Each year, one Upper School advisory typically devotes its quarterly community service days to helping UMD with whatever projects are on hand — usually stocking food pantry shelves or sorting clothing donations. Last year, Dr. Harry Thomas' advisees were assigned to UMD, where they were asked to help assemble hygiene kits — plastic bags filled with travel-sized toothpaste, toothbrushes, deodorant and the like — for distribution to people who are homeless.
"That just helped knock me out of my me-me-me-me-me [mentality]," said Thomas, who teaches English in the Upper School. "... If I run out of deodorant, it's a pain. I have to get in my car, go to the store, use money that I have in my bank account to buy more. It's an aggravation. But I can get more. For the people receiving these kits, that's not the case."
So "struck by the need," Thomas reached out to Upper School community service director Anne McNamara to talk about deepening DA's service through UMD. They decided to help students establish a new UMD Club at the Upper School, with Thomas and Upper School science teacher Meg McNall serving as advisors, and students' interest and commitment has been strong this year.

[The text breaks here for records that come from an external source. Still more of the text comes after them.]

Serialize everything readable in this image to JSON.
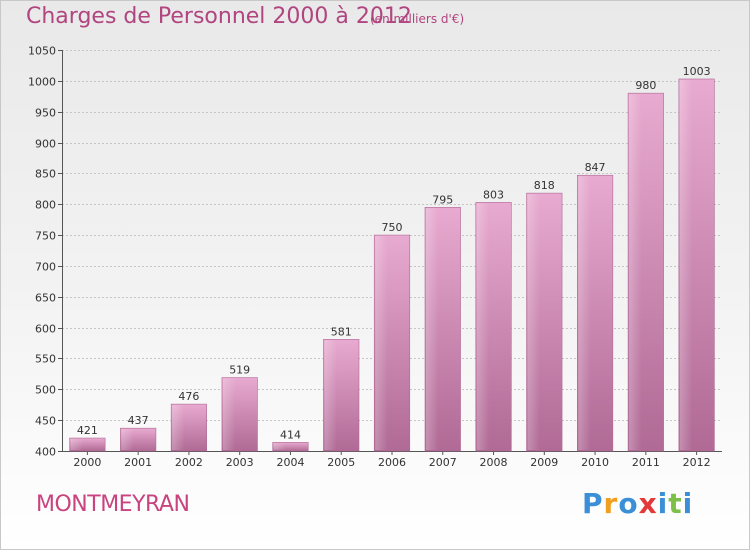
{
  "header": {
    "title": "Charges de Personnel 2000 à 2012",
    "subtitle": "(en milliers d'€)"
  },
  "footer": {
    "commune": "MONTMEYRAN",
    "logo": {
      "letters": [
        "P",
        "r",
        "o",
        "x",
        "i",
        "t",
        "i"
      ],
      "colors": [
        "#3a8fd6",
        "#f0a020",
        "#3a8fd6",
        "#e23a3a",
        "#3a8fd6",
        "#7cc04a",
        "#3a8fd6"
      ]
    }
  },
  "chart_data": {
    "type": "bar",
    "categories": [
      "2000",
      "2001",
      "2002",
      "2003",
      "2004",
      "2005",
      "2006",
      "2007",
      "2008",
      "2009",
      "2010",
      "2011",
      "2012"
    ],
    "values": [
      421,
      437,
      476,
      519,
      414,
      581,
      750,
      795,
      803,
      818,
      847,
      980,
      1003
    ],
    "title": "Charges de Personnel 2000 à 2012",
    "subtitle": "(en milliers d'€)",
    "xlabel": "",
    "ylabel": "",
    "ylim": [
      400,
      1050
    ],
    "yticks": [
      400,
      450,
      500,
      550,
      600,
      650,
      700,
      750,
      800,
      850,
      900,
      950,
      1000,
      1050
    ],
    "grid": true,
    "bar_color": "#d98cb7"
  }
}
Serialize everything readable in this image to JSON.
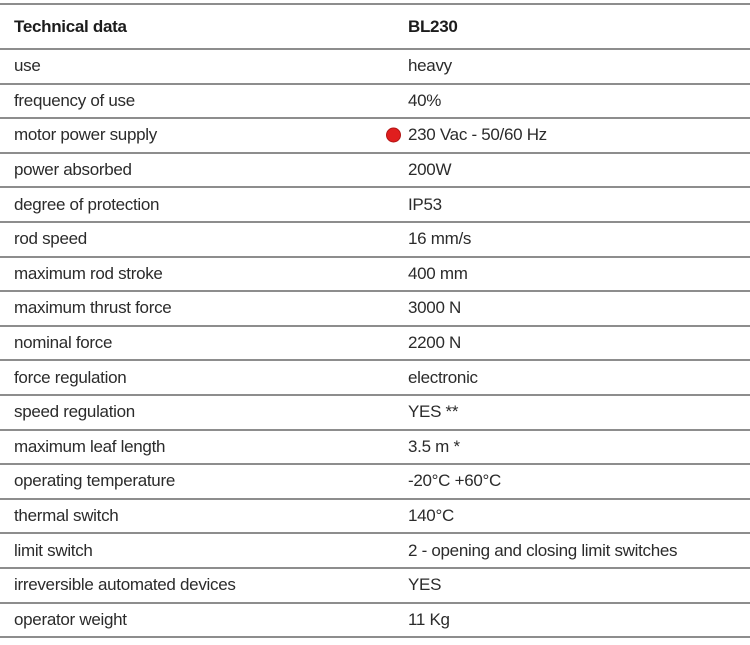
{
  "table": {
    "header": {
      "label_col": "Technical data",
      "value_col": "BL230"
    },
    "marker_color": "#e01e1e",
    "marker_border_color": "#b31515",
    "rule_color": "#8d8d8d",
    "rows": [
      {
        "label": "use",
        "value": "heavy",
        "marker": false
      },
      {
        "label": "frequency of use",
        "value": "40%",
        "marker": false
      },
      {
        "label": "motor power supply",
        "value": "230 Vac - 50/60 Hz",
        "marker": true
      },
      {
        "label": "power absorbed",
        "value": "200W",
        "marker": false
      },
      {
        "label": "degree of protection",
        "value": "IP53",
        "marker": false
      },
      {
        "label": "rod speed",
        "value": "16 mm/s",
        "marker": false
      },
      {
        "label": "maximum rod stroke",
        "value": "400 mm",
        "marker": false
      },
      {
        "label": "maximum thrust force",
        "value": "3000 N",
        "marker": false
      },
      {
        "label": "nominal force",
        "value": "2200 N",
        "marker": false
      },
      {
        "label": "force regulation",
        "value": "electronic",
        "marker": false
      },
      {
        "label": "speed regulation",
        "value": "YES **",
        "marker": false
      },
      {
        "label": "maximum leaf length",
        "value": "3.5 m *",
        "marker": false
      },
      {
        "label": "operating temperature",
        "value": "-20°C +60°C",
        "marker": false
      },
      {
        "label": "thermal switch",
        "value": "140°C",
        "marker": false
      },
      {
        "label": "limit switch",
        "value": "2 - opening and closing limit switches",
        "marker": false
      },
      {
        "label": "irreversible automated devices",
        "value": "YES",
        "marker": false
      },
      {
        "label": "operator weight",
        "value": "11 Kg",
        "marker": false
      }
    ]
  }
}
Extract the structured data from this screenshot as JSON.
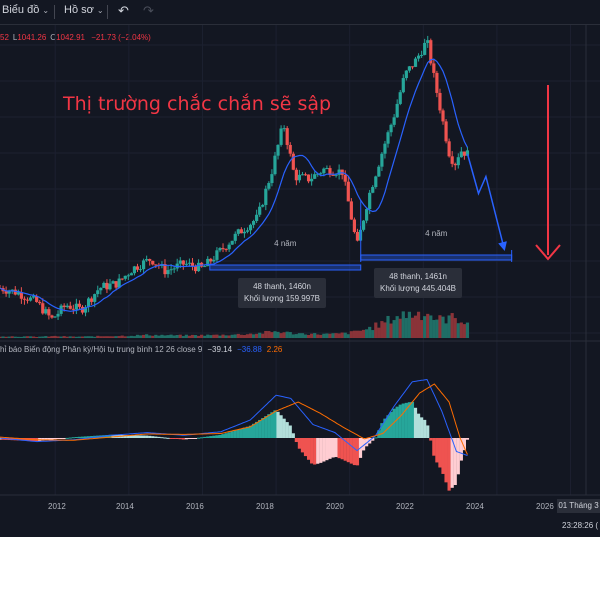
{
  "toolbar": {
    "chart_menu": "Biểu đồ",
    "profile_menu": "Hồ sơ",
    "undo_icon": "undo-icon",
    "redo_icon": "redo-icon"
  },
  "ohlc": {
    "open_partial": "52",
    "low_label": "L",
    "low": "1041.26",
    "close_label": "C",
    "close": "1042.91",
    "change": "−21.73 (−2.04%)"
  },
  "annotations": {
    "headline": "Thị trường chắc chắn sẽ sập",
    "span1_label": "4 năm",
    "span2_label": "4 năm",
    "tooltip1_line1": "48 thanh, 1460n",
    "tooltip1_line2": "Khối lượng 159.997B",
    "tooltip2_line1": "48 thanh, 1461n",
    "tooltip2_line2": "Khối lượng 445.404B"
  },
  "indicator": {
    "label": "hỉ báo Biến động Phân kỳ/Hội tụ trung bình 12 26 close 9",
    "macd_value": "−39.14",
    "signal_value": "−36.88",
    "hist_value": "2.26"
  },
  "time_axis": {
    "years": [
      "2012",
      "2014",
      "2016",
      "2018",
      "2020",
      "2022",
      "2024",
      "2026"
    ],
    "current_date": "01 Tháng 3",
    "clock": "23:28:26 ("
  },
  "colors": {
    "background": "#131722",
    "up": "#26a69a",
    "down": "#ef5350",
    "accent_red": "#f23645",
    "ma_line": "#2962ff",
    "signal_line": "#ff6d00",
    "measure_band": "#2962ff"
  },
  "chart_data": {
    "type": "candlestick",
    "x_range": [
      2010.5,
      2026.8
    ],
    "y_range": [
      300,
      1600
    ],
    "close": [
      [
        2010.5,
        490
      ],
      [
        2011.0,
        470
      ],
      [
        2011.5,
        430
      ],
      [
        2011.9,
        360
      ],
      [
        2012.3,
        420
      ],
      [
        2012.7,
        400
      ],
      [
        2013.2,
        490
      ],
      [
        2013.7,
        510
      ],
      [
        2014.1,
        570
      ],
      [
        2014.6,
        610
      ],
      [
        2015.0,
        560
      ],
      [
        2015.5,
        590
      ],
      [
        2016.0,
        570
      ],
      [
        2016.6,
        660
      ],
      [
        2017.0,
        720
      ],
      [
        2017.5,
        780
      ],
      [
        2017.9,
        980
      ],
      [
        2018.2,
        1170
      ],
      [
        2018.5,
        950
      ],
      [
        2018.9,
        940
      ],
      [
        2019.3,
        980
      ],
      [
        2019.8,
        970
      ],
      [
        2020.2,
        660
      ],
      [
        2020.5,
        860
      ],
      [
        2020.9,
        1060
      ],
      [
        2021.2,
        1200
      ],
      [
        2021.5,
        1370
      ],
      [
        2021.8,
        1430
      ],
      [
        2022.1,
        1510
      ],
      [
        2022.3,
        1350
      ],
      [
        2022.5,
        1200
      ],
      [
        2022.7,
        1050
      ],
      [
        2022.85,
        1000
      ],
      [
        2023.0,
        1060
      ],
      [
        2023.2,
        1043
      ]
    ],
    "volume": [
      [
        2010.5,
        0.07
      ],
      [
        2011.0,
        0.06
      ],
      [
        2011.5,
        0.05
      ],
      [
        2012.0,
        0.07
      ],
      [
        2012.5,
        0.05
      ],
      [
        2013.0,
        0.06
      ],
      [
        2013.5,
        0.08
      ],
      [
        2014.0,
        0.09
      ],
      [
        2014.5,
        0.12
      ],
      [
        2015.0,
        0.11
      ],
      [
        2015.5,
        0.1
      ],
      [
        2016.0,
        0.11
      ],
      [
        2016.5,
        0.12
      ],
      [
        2017.0,
        0.14
      ],
      [
        2017.5,
        0.18
      ],
      [
        2018.0,
        0.26
      ],
      [
        2018.5,
        0.18
      ],
      [
        2019.0,
        0.16
      ],
      [
        2019.5,
        0.15
      ],
      [
        2020.0,
        0.2
      ],
      [
        2020.5,
        0.36
      ],
      [
        2020.9,
        0.58
      ],
      [
        2021.2,
        0.8
      ],
      [
        2021.5,
        0.92
      ],
      [
        2021.8,
        0.95
      ],
      [
        2022.1,
        1.0
      ],
      [
        2022.4,
        0.7
      ],
      [
        2022.7,
        0.8
      ],
      [
        2023.0,
        0.75
      ],
      [
        2023.2,
        0.6
      ]
    ],
    "macd": [
      [
        2010.5,
        0
      ],
      [
        2011.5,
        -8
      ],
      [
        2012.5,
        -4
      ],
      [
        2013.5,
        6
      ],
      [
        2014.5,
        12
      ],
      [
        2015.5,
        6
      ],
      [
        2016.5,
        14
      ],
      [
        2017.3,
        40
      ],
      [
        2018.0,
        95
      ],
      [
        2018.4,
        88
      ],
      [
        2019.0,
        30
      ],
      [
        2019.6,
        12
      ],
      [
        2020.2,
        -28
      ],
      [
        2020.7,
        5
      ],
      [
        2021.2,
        70
      ],
      [
        2021.7,
        125
      ],
      [
        2022.1,
        130
      ],
      [
        2022.5,
        60
      ],
      [
        2022.9,
        -30
      ],
      [
        2023.2,
        -39
      ]
    ],
    "signal": [
      [
        2010.5,
        2
      ],
      [
        2011.5,
        -4
      ],
      [
        2012.5,
        -5
      ],
      [
        2013.5,
        2
      ],
      [
        2014.5,
        9
      ],
      [
        2015.5,
        8
      ],
      [
        2016.5,
        10
      ],
      [
        2017.3,
        25
      ],
      [
        2018.0,
        60
      ],
      [
        2018.6,
        80
      ],
      [
        2019.2,
        55
      ],
      [
        2019.8,
        25
      ],
      [
        2020.4,
        -2
      ],
      [
        2020.9,
        10
      ],
      [
        2021.4,
        50
      ],
      [
        2021.9,
        100
      ],
      [
        2022.3,
        120
      ],
      [
        2022.7,
        80
      ],
      [
        2023.0,
        0
      ],
      [
        2023.2,
        -37
      ]
    ],
    "annotations": {
      "projection": [
        [
          2023.2,
          1043
        ],
        [
          2023.5,
          880
        ],
        [
          2023.7,
          950
        ],
        [
          2024.2,
          650
        ]
      ],
      "spans": [
        [
          2016.2,
          2020.3
        ],
        [
          2020.3,
          2024.4
        ]
      ]
    }
  }
}
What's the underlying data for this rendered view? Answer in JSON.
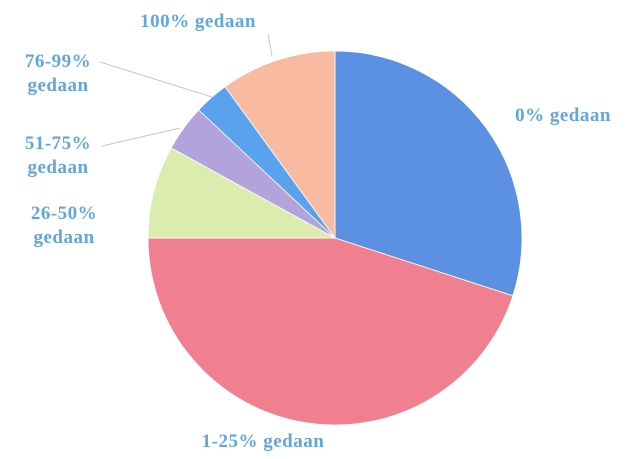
{
  "chart_data": {
    "type": "pie",
    "categories": [
      "0% gedaan",
      "1-25% gedaan",
      "26-50% gedaan",
      "51-75% gedaan",
      "76-99% gedaan",
      "100% gedaan"
    ],
    "values": [
      30,
      45,
      8,
      4,
      3,
      10
    ],
    "colors": [
      "#5c90e2",
      "#f07f8f",
      "#dbecae",
      "#b3a3dd",
      "#5ba2ee",
      "#f9baa2"
    ]
  }
}
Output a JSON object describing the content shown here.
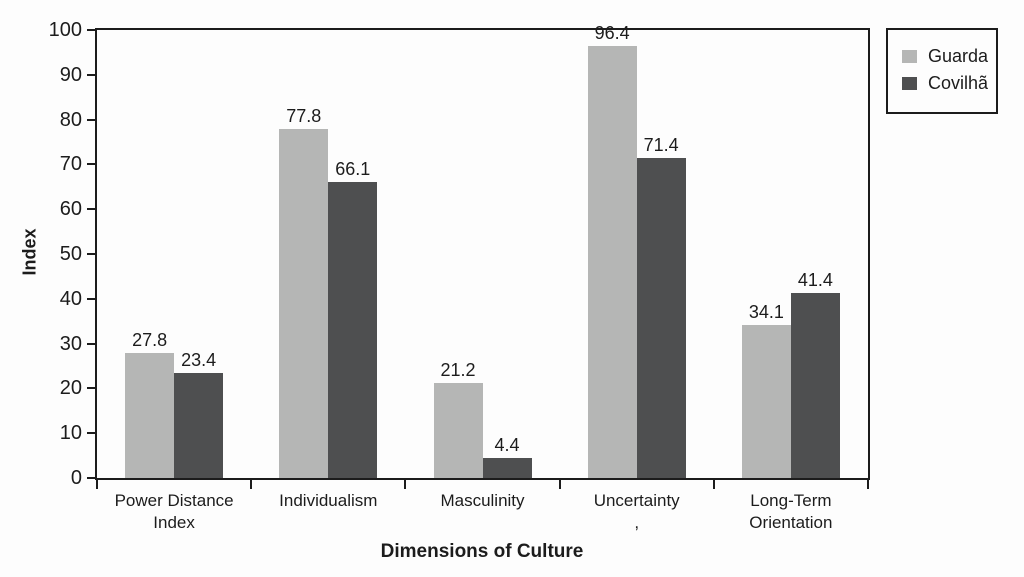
{
  "figure": {
    "background": "#fdfdfd",
    "text_color": "#1c1c1c",
    "axis_color": "#1c1c1c"
  },
  "chart_data": {
    "type": "bar",
    "title": "",
    "xlabel": "Dimensions of Culture",
    "ylabel": "Index",
    "ylim": [
      0,
      100
    ],
    "ytick_step": 10,
    "grid": false,
    "legend_position": "top-right-outside",
    "categories": [
      {
        "lines": [
          "Power Distance",
          "Index"
        ]
      },
      {
        "lines": [
          "Individualism"
        ]
      },
      {
        "lines": [
          "Masculinity"
        ]
      },
      {
        "lines": [
          "Uncertainty",
          ","
        ]
      },
      {
        "lines": [
          "Long-Term",
          "Orientation"
        ]
      }
    ],
    "series": [
      {
        "name": "Guarda",
        "color": "#b5b6b5",
        "values": [
          27.8,
          77.8,
          21.2,
          96.4,
          34.1
        ]
      },
      {
        "name": "Covilhã",
        "color": "#4e4f50",
        "values": [
          23.4,
          66.1,
          4.4,
          71.4,
          41.4
        ]
      }
    ],
    "value_labels_shown": true
  }
}
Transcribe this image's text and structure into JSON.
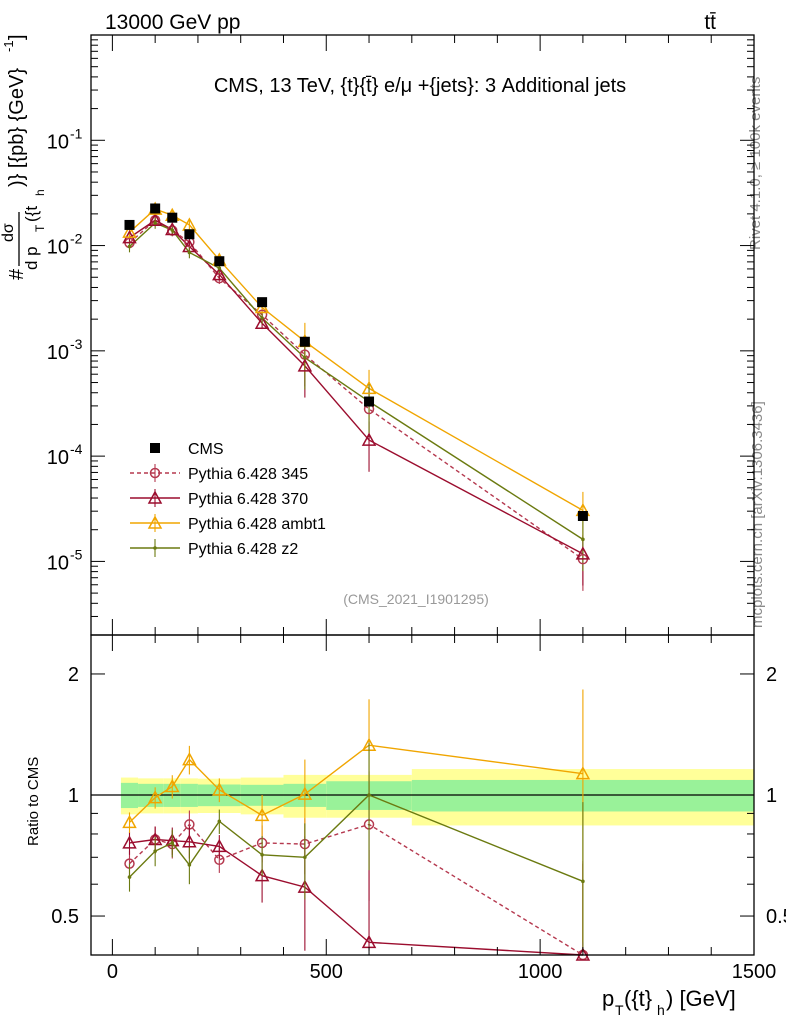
{
  "header": {
    "energy_label": "13000 GeV pp",
    "process_label": "tt̄",
    "figure_title": "CMS, 13 TeV, {t}{t̄} e/μ +{jets}: 3 Additional jets",
    "analysis_id": "(CMS_2021_I1901295)",
    "side_label_top": "Rivet 4.1.0, ≥ 100k events",
    "side_label_bottom": "mcplots.cern.ch [arXiv:1306.3436]"
  },
  "chart_data": [
    {
      "type": "scatter",
      "panel": "main",
      "ylabel": "#frac{dσ}{d p_T({t}_h)} [{pb} {GeV}^-1]",
      "ylabel_num": "dσ",
      "ylabel_den": "d p",
      "ylabel_rest": ")} [{pb} {GeV}",
      "ylabel_sub": "T",
      "ylabel_sup": "-1",
      "yscale": "log",
      "ylim": [
        2e-06,
        1.0
      ],
      "xlim": [
        -50,
        1500
      ],
      "ytick_labels": [
        "10^-1",
        "10^-2",
        "10^-3",
        "10^-4",
        "10^-5"
      ],
      "legend_position": "lower-left",
      "legend": [
        "CMS",
        "Pythia 6.428 345",
        "Pythia 6.428 370",
        "Pythia 6.428 ambt1",
        "Pythia 6.428 z2"
      ],
      "series": [
        {
          "name": "CMS",
          "color": "#000000",
          "marker": "square",
          "x": [
            40,
            100,
            140,
            180,
            250,
            350,
            450,
            600,
            1100
          ],
          "y": [
            0.0157,
            0.0225,
            0.0184,
            0.0128,
            0.0071,
            0.0029,
            0.00122,
            0.00033,
            2.7e-05
          ]
        },
        {
          "name": "Pythia 6.428 345",
          "color": "#b5394f",
          "marker": "circle-open",
          "dash": "4,3",
          "x": [
            40,
            100,
            140,
            180,
            250,
            350,
            450,
            600,
            1100
          ],
          "y": [
            0.0106,
            0.0174,
            0.0139,
            0.0108,
            0.0049,
            0.0022,
            0.00092,
            0.00028,
            1.05e-05
          ]
        },
        {
          "name": "Pythia 6.428 370",
          "color": "#9b0d2e",
          "marker": "triangle-open",
          "x": [
            40,
            100,
            140,
            180,
            250,
            350,
            450,
            600,
            1100
          ],
          "y": [
            0.0119,
            0.0174,
            0.0142,
            0.0098,
            0.0053,
            0.00183,
            0.00072,
            0.000142,
            1.18e-05
          ]
        },
        {
          "name": "Pythia 6.428 ambt1",
          "color": "#f0a500",
          "marker": "triangle-open",
          "x": [
            40,
            100,
            140,
            180,
            250,
            350,
            450,
            600,
            1100
          ],
          "y": [
            0.0134,
            0.0222,
            0.0194,
            0.0157,
            0.0073,
            0.00258,
            0.00123,
            0.00044,
            3.05e-05
          ]
        },
        {
          "name": "Pythia 6.428 z2",
          "color": "#6b7a10",
          "marker": "dot",
          "x": [
            40,
            100,
            140,
            180,
            250,
            350,
            450,
            600,
            1100
          ],
          "y": [
            0.0098,
            0.0164,
            0.014,
            0.0086,
            0.0061,
            0.00205,
            0.00086,
            0.00033,
            1.62e-05
          ]
        }
      ]
    },
    {
      "type": "line",
      "panel": "ratio",
      "xlabel": "p_T({t}_h) [GeV]",
      "xlabel_main": "p",
      "xlabel_sub": "T",
      "xlabel_rest": "({t}",
      "xlabel_sub2": "h",
      "xlabel_unit": ") [GeV]",
      "ylabel": "Ratio to CMS",
      "yscale": "log",
      "ylim": [
        0.4,
        2.5
      ],
      "xlim": [
        -50,
        1500
      ],
      "xtick_labels": [
        "0",
        "500",
        "1000",
        "1500"
      ],
      "ytick_labels": [
        "2",
        "1",
        "0.5"
      ],
      "bins": [
        20,
        60,
        120,
        160,
        200,
        300,
        400,
        500,
        700,
        1500
      ],
      "band_inner": [
        0.072,
        0.066,
        0.066,
        0.066,
        0.062,
        0.06,
        0.066,
        0.082,
        0.09
      ],
      "band_outer": [
        0.105,
        0.1,
        0.1,
        0.1,
        0.098,
        0.105,
        0.122,
        0.122,
        0.16
      ],
      "series": [
        {
          "name": "Pythia 6.428 345",
          "color": "#b5394f",
          "marker": "circle-open",
          "dash": "4,3",
          "x": [
            40,
            100,
            140,
            180,
            250,
            350,
            450,
            600,
            1100
          ],
          "y": [
            0.675,
            0.775,
            0.755,
            0.845,
            0.69,
            0.76,
            0.755,
            0.845,
            0.385
          ],
          "err": [
            0.05,
            0.06,
            0.06,
            0.07,
            0.05,
            0.08,
            0.12,
            0.3,
            0.3
          ]
        },
        {
          "name": "Pythia 6.428 370",
          "color": "#9b0d2e",
          "marker": "triangle-open",
          "x": [
            40,
            100,
            140,
            180,
            250,
            350,
            450,
            600,
            1100
          ],
          "y": [
            0.76,
            0.775,
            0.77,
            0.765,
            0.745,
            0.63,
            0.59,
            0.43,
            0.375
          ],
          "err": [
            0.05,
            0.06,
            0.06,
            0.07,
            0.05,
            0.09,
            0.2,
            0.3,
            0.3
          ]
        },
        {
          "name": "Pythia 6.428 ambt1",
          "color": "#f0a500",
          "marker": "triangle-open",
          "x": [
            40,
            100,
            140,
            180,
            250,
            350,
            450,
            600,
            1100
          ],
          "y": [
            0.855,
            0.985,
            1.05,
            1.225,
            1.03,
            0.89,
            1.005,
            1.33,
            1.13
          ],
          "err": [
            0.05,
            0.06,
            0.07,
            0.1,
            0.07,
            0.11,
            0.22,
            0.4,
            0.7
          ]
        },
        {
          "name": "Pythia 6.428 z2",
          "color": "#6b7a10",
          "marker": "dot",
          "x": [
            40,
            100,
            140,
            180,
            250,
            350,
            450,
            600,
            1100
          ],
          "y": [
            0.625,
            0.725,
            0.76,
            0.67,
            0.86,
            0.71,
            0.7,
            1.0,
            0.61
          ],
          "err": [
            0.05,
            0.06,
            0.06,
            0.07,
            0.06,
            0.08,
            0.15,
            0.35,
            0.35
          ]
        }
      ]
    }
  ]
}
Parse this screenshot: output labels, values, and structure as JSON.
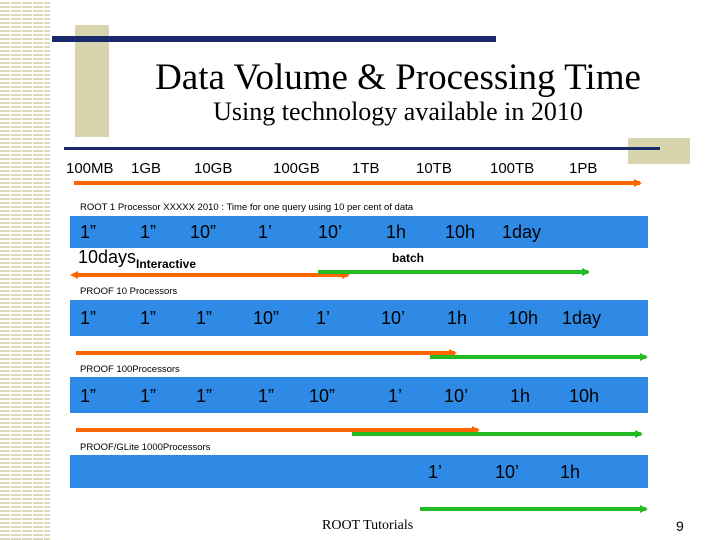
{
  "title": "Data Volume & Processing Time",
  "subtitle": "Using technology available in 2010",
  "volume_scale": [
    "100MB",
    "1GB",
    "10GB",
    "100GB",
    "1TB",
    "10TB",
    "100TB",
    "1PB"
  ],
  "sections": {
    "root": {
      "label": "ROOT 1 Processor   XXXXX  2010  : Time for one query using 10 per cent of data",
      "times": [
        "1”",
        "1”",
        "10”",
        "1’",
        "10’",
        "1h",
        "10h",
        "1day"
      ],
      "extra_time": "10days",
      "interactive_label": "Interactive",
      "batch_label": "batch"
    },
    "proof10": {
      "label": "PROOF 10 Processors",
      "times": [
        "1”",
        "1”",
        "1”",
        "10”",
        "1’",
        "10’",
        "1h",
        "10h",
        "1day"
      ]
    },
    "proof100": {
      "label": "PROOF 100Processors",
      "times": [
        "1”",
        "1”",
        "1”",
        "1”",
        "10”",
        "1’",
        "10’",
        "1h",
        "10h"
      ]
    },
    "proofglite": {
      "label": "PROOF/GLite 1000Processors",
      "times": [
        "1’",
        "10’",
        "1h"
      ]
    }
  },
  "footer": "ROOT Tutorials",
  "page_number": "9",
  "colors": {
    "bar": "#2f8ae6",
    "interactive_arrow": "#ff6600",
    "batch_arrow": "#22bb22",
    "accent_line": "#1a2a6b",
    "deco": "#d8d5ae"
  }
}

Club members typically take on one project per month, from sorting clothing or stocking pantry shelves, to organizing the recent food drive, to volunteering at Empty Bowls, UMD's big yearly fundraiser.
The most memorable experience with UMD for many club members has also been the most personal. Just before Christmas, each DA student was paired with a child living with his or her family in the UMD shelter, and together, they selected and wrapped holiday gifts from a "Parent Shop" of donated items for the children's parents.
"They were just so ecstatic about everything," recalled junior Ellie George. "My little girl wanted to give her mom a present on that day. So after we picked out her gifts, we cut up little heart shapes, and put them in a box and gave them to her mom. And that was her little mini present before Christmas. It was like getting to spend a day with a baby sister."
Fellow junior Isaac Arocha was paired with someone closer to his own age, a 15-year-old boy. Initially, Arocha was disappointed since he'd hoped to spend time with a younger child, but the pairing turned out to be a great match: "We could have substantive conversations about what was going on," he said.
Junior Liza Aldridge sees her volunteerism with UMD as helping to fulfill her responsibility to be a good neighbor.
"It's just seeing people in our community who are our neighbors and knowing that if I were in that situation, I'd want someone to do the same for me, to help me out," she said. "The things that we've done there are really personal. We get to know the people and see the difference we can make."
That's how McNamara hopes all students experience community service — as helping to lift their neighbors up, not reaching a hand down.
"I think about it more as being a part of a community, a civic engagement. When we help people who are down on their luck, that raises the whole community, it makes all of us better," she said. "We are joining with them to bring their lives up and give them a break and help them get on their feet."
Middle School language arts teacher Ben Michelman, who serves on UMD's community engagement board and is a frequent volunteer, is committed to making community service a mutual exchange for students. Before the Middle School's October community service day, he asked each student in his eighth-grade advisory to bring in a piece of clothing to donate, and then to write a fictionalized story or poem about the article of clothing to be tucked into the item's pocket. With luck, the next owner of the clothing would find the story.
It wasn't much later when an UMD client felt a little something in the pocket of a white sweater she'd selected and went running to find Jackson. "Someone left this in their pocket, and they're going to want it back!" she recalled the client exclaiming.
With Caroline Sapir's story tucked inside, the sweater was no longer just a sweater. It had become so much more — a source of hope.
"... this sweater has been through a lot. It all started in a boutique in Montclair, New Jersey and since then it has been watching memories in the making [as] each and every handmade stitch of cotton is filled with captivating memories. The sweater now needs to begin a new life with a new owner, which is you. I hope you will make many memories with this sweater. It is now your turn to fill the stitches."